We are excited to announce that Axel Cortés Cubero has joined CryptoEconLab, where he will explore the dynamics of cryptoeconomic networks as a research scientist.

We asked Axel about his journey to Protocol Labs, the CryptoEconLab projects he will be working on, and his thoughts about future technological developments:

How did you decide to join Protocol Labs?

I have always been motivated by making a contribution to groundbreaking and high-impact research. For a long time, I believed traditional academia and classic fields of science were the only way to achieve this. This lead to an extensive career in theoretical physics. While I enjoyed working on difficult fundamental problems, I had a growing discomfort that my academic research was only reaching a handful of collaborators at the same conferences, and I knew I needed to find a new path to work on tough problems that could really make a difference in our daily lives. At this point, I discovered Protocol Labs and all the great work they were doing, and their completely different approach to what a healthy research environment should look like, and everything just clicked, this is what I was looking for.

What problems are you most interested in?

I am interested in the vaguely-defined field of “complex systems”. That is, systems made up of a large number of components with relatively simple and understandable dynamics (for instance, electrons in a material or rational token holders) but the complexity derives from their interactions. Specifically, I’m interested in large-scale emergent phenomena, where some sort of visible order arises from the micro-scale chaos. I am especially interested in understanding how and to what extent this macroscopic behavior can be controlled by tuning microscopic variables.

What future technology are you most excited about?

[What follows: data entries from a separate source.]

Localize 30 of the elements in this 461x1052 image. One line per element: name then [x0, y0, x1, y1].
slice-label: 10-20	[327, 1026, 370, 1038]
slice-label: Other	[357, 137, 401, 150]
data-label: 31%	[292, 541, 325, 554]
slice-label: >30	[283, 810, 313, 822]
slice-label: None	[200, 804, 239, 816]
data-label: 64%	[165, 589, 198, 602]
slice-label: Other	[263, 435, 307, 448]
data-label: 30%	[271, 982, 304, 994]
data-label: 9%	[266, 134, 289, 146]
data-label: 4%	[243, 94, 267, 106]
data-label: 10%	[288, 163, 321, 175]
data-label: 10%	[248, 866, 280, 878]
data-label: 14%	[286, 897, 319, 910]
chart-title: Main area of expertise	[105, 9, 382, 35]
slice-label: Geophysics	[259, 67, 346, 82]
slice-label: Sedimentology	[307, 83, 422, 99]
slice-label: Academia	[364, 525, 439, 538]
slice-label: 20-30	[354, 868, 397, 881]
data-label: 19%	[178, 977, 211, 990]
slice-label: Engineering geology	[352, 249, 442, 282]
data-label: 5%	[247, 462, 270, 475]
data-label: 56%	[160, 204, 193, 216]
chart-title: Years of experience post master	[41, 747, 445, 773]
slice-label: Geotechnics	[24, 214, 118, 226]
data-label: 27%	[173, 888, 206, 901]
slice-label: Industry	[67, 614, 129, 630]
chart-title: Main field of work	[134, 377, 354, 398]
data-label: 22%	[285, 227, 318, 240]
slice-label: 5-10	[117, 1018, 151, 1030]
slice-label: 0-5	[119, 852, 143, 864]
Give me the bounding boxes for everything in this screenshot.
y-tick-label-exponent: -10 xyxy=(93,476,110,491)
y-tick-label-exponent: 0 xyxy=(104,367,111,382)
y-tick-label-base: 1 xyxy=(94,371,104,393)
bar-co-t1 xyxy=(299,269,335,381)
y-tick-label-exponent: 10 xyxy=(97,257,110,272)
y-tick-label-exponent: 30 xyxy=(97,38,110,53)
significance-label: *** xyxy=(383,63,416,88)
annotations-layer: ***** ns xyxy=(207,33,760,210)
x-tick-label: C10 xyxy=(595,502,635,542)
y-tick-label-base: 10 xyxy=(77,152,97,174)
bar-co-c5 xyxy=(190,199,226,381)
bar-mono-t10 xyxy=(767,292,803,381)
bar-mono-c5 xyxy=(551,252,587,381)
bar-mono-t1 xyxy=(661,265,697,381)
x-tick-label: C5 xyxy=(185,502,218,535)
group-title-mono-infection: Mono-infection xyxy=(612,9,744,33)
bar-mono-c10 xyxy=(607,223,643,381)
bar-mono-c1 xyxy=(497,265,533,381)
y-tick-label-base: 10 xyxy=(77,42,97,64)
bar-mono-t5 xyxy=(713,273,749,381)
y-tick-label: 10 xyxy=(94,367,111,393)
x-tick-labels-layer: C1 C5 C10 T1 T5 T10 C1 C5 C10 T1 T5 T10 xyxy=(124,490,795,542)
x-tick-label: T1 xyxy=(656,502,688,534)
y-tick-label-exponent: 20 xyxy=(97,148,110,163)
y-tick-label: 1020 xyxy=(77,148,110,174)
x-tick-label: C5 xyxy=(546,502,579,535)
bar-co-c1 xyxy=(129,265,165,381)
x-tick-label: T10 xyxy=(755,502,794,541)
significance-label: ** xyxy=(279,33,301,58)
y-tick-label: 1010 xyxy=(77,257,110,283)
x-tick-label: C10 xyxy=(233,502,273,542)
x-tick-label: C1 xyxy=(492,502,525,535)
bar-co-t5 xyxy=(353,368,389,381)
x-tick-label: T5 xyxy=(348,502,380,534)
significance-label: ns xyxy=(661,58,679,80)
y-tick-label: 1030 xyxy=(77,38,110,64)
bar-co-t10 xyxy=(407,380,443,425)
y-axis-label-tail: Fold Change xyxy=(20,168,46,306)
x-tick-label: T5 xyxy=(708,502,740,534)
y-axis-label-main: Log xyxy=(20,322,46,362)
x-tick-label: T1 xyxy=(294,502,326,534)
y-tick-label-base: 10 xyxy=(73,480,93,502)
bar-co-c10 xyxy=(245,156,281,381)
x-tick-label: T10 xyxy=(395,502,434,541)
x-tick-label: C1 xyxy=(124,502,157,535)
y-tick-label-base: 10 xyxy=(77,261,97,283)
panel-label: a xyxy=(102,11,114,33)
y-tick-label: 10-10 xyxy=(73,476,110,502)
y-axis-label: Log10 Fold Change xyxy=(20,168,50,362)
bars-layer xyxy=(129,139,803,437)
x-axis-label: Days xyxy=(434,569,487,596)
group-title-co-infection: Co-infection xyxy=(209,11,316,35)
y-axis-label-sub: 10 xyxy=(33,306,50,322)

I am careful about being excited about technology. I believe the true end goal of technology should be to reduce the amount of work humans need to do, perhaps to one day retire as a species and enjoy a life of leisure and abundance. More historically, often the reduction of human work brought by technology instead has meant hardship and loss of employment for some, and financial/military/power gain for a few. That’s why I am generally excited about any decentralization-focused technology, as the first step towards a future where technological advancements can bring a tangible benefit to humans in general. Also, the printing press, vaccines, and trains have been good technologies, so more of that for the future.